The official death toll from the 6.3-magnitude quake on Feb. 22 rose to 161 on Thursday, police said.

Seven more victims had been identified but no further details were being released until all family members were notified, which could take another one to two days.

DEATH TOLL RISES TO 161

Earlier police said progress was made on Wednesday at the Cathedral site, where a huge steel support is in place across the front of the building.

That has allowed crews to begin taking away beams from the top of the bell tower, Superintendent Russell Gibson told a press conference on Thursday.

About 20 people are thought to have been in the Cathedral when the earthquake struck.

Gibson said the wind affected the central city area, with roofing iron flying about, while more masonry fell during aftershocks.
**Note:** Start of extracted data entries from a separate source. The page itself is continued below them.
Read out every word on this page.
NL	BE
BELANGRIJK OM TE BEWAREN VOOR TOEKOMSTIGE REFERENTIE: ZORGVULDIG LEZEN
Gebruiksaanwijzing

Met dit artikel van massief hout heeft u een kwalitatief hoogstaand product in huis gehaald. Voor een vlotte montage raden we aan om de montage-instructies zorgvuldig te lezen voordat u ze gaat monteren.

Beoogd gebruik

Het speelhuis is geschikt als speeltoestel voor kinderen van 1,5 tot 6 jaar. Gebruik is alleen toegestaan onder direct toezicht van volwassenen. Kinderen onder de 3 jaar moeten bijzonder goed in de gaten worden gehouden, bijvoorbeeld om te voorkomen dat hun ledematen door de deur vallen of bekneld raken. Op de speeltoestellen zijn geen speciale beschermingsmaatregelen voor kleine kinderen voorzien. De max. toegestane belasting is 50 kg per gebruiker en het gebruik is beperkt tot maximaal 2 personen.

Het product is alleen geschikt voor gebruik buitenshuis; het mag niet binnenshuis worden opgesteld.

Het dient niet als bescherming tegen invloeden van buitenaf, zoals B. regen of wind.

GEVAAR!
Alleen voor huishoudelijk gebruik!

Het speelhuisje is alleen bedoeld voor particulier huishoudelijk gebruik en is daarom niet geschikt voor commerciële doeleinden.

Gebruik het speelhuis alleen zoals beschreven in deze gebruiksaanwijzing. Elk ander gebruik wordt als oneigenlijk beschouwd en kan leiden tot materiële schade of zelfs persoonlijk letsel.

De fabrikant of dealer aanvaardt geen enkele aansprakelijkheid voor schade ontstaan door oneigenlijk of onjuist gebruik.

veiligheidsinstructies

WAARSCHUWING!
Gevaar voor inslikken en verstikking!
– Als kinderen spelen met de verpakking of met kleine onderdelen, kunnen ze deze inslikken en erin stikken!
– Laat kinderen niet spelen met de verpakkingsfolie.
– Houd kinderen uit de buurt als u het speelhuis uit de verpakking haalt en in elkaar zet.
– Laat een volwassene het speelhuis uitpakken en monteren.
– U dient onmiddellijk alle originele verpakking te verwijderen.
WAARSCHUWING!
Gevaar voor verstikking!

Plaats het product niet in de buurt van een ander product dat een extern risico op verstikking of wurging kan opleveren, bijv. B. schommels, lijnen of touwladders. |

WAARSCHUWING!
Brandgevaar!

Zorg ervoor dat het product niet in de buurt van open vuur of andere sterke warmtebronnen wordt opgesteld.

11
Overnight conditions were calm but he understands conditions may deteriorate again later on Thursday.

More than 27,000 people in Christchurch are still without power. The Civil Defense said half these should have power restored by Sunday.

The Civil Defense said building inspectors will have evaluated all the high priority buildings in the eastern suburbs by the end of Saturday.

Land Search and Rescue teams have checked 56,000 houses around the western suburbs and say about 60 percent are still occupied.

Christchurch Mayor Bob Parker said the council will release details over the next 24 hours of how it plans to give limited access to the central business district so people can get into some buildings and retrieve undamaged motor vehicles.

National Civil Defense Controller John Hamilton said chemical toilets and portaloos are being distributed to the areas of greatest need.

Christchurch Medical Officer of Health Ramon Pink said rivers, seawater and ponds must be treated as contaminated and fish and shellfish are also at risk of being contaminated. Residents are still urged to boil water, whether it is from mains or tankers.

Limited public transport services were beginning again in Christchurch on Thursday. There is no charge for bus and ferry journeys for the next two weeks.